Tropical Underground. Lecture von Martin Schlesinger zu O BANDITO DA LUZ VERMELHA

TROPICAL UNDERGROUND. DAS BRASILIANISCHE CINEMA MARGINAL UND DIE REVOLUTION DES KINOS

„THE RED LIGHT BANDIT (1968) – Der Angriff des Marginalen auf das übrige Kino“
Lecture von Martin Schlesinger (Bochum)

Veranstaltung im Kino des DFF, 30.11.2017

Wer die kulturelle Globalisierung der Gegenwart verstehen will, kann von der brasilianischen Gegenkultur der 1960er und 1970er Jahre lernen. Mit deren Verbindung von Anthropologie und Avantgarde befasst sich die Campus-Veranstaltung „Tropical Underground“, zu der neben der „Lecture & Film“-Reihe im DFF auch die Fotoausstellung „Variationen des wilden Körpers“ im Museum der Weltkulturen und weitere Veranstaltungen zwischen Oktober 2017 und Juli 2018 gehören. Die „Lecture & Film“-Reihe setzt den Akzent dabei auf das Cinema Marginal der späten 1960er und 1970er und stellt dieses auch in den Kontext des Cinema Novo und der Tropicalia-Bewegung.

„THE RED LIGHT BANDIT (1968) – Der Angriff des Marginalen auf das übrige Kino“ Lecture von Martin Schlesinger (Bochum)

Mit O BANDIDO DA LUZ VERMELHA (THE RED LIGHT BANDIT) präsentierte der gerade mal 22-jährige Rogério Sganzerla 1968 nach eigener Aussage einen „Western über die Dritte Welt“; einen Film, der zugleich als wilder Krimi, poetisches Musical, sensationssüchtiger Dokumentarfilm und blutige Komödie betrachtet werden kann. Mit seiner unkonventionellen Vermischung von Genres zählt er zu den stilgebenden Werken des brasilianischen Cinema Marginal. Wegen der Darstellung von Gewalt und Erotik wurden viele Filme des Cinema Marginal zensiert und marginalisiert. Auf klare politische Botschaften und eine zusammenhängende Narration verzichtet indes THE RED LIGHT BANDIT. Darin zeigt sich eine Auseinandersetzung mit filmischen Vorbildern, die mit den Mitteln einer „instabilen“ Filmästhetik zugleich von sozialer Instabilität erzählt.

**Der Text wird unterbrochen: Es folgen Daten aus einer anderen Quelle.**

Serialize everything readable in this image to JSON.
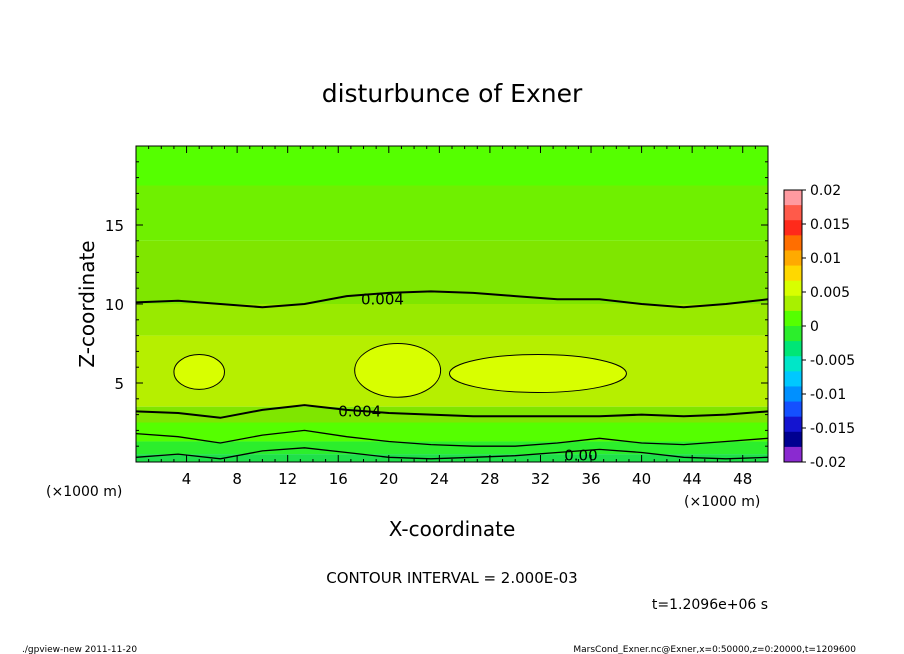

Martin Schlesinger ist Medienwissenschaftler, Autor, Musiker und Filmemacher. Er studierte Medienkultur an der Bauhaus-Universität Weimar und Comunicação Social an der Universidade Federal de Minas Gerais in Belo Horizonte. Er promoviert derzeit in Bochum mit einer Arbeit über Bilder der Enge im brasilianischen Film.

Film: O BANDITO DA LUZ VERMELHA The Red Light Bandit
Brasilien 1968.
R: Rogério Sganzerla
D: Helena Ignez, Paula Villaça, Pagano Sobrinho.
92 Min. 35mm. OmeU

O BANDIDO DA LUZ VERMELHA zeichnet anhand von Polizeiakten den Aufstieg des legendären Verbrechers Jorge nach: Eine Serie von Raubüberfällen auf Luxusvillen in São Paulo machte den von der Boulevardpresse bald als „Red Light Bandit“ betitelten Gauner berühmt und berüchtigt. Jorge ist ein absoluter Anti-Held: Er arbeitet allein und vergewaltigt seine weiblichen Opfer. Mit der Femme fatale Janete Jane hat er eine Affäre, von anderen Einbrechern und korrupten Politikern wird er übers Ohr gehauen. 2010 entstand das Sequel LUZ NAS TREVAS – A VOLTA DO BANDIDO DA LUZ VERMELHA unter der Regie von Ícaro Martins und Helena Ignez, der einstigen Hauptdarstellerin und Witwe von Regisseur Rogério Sganzerla.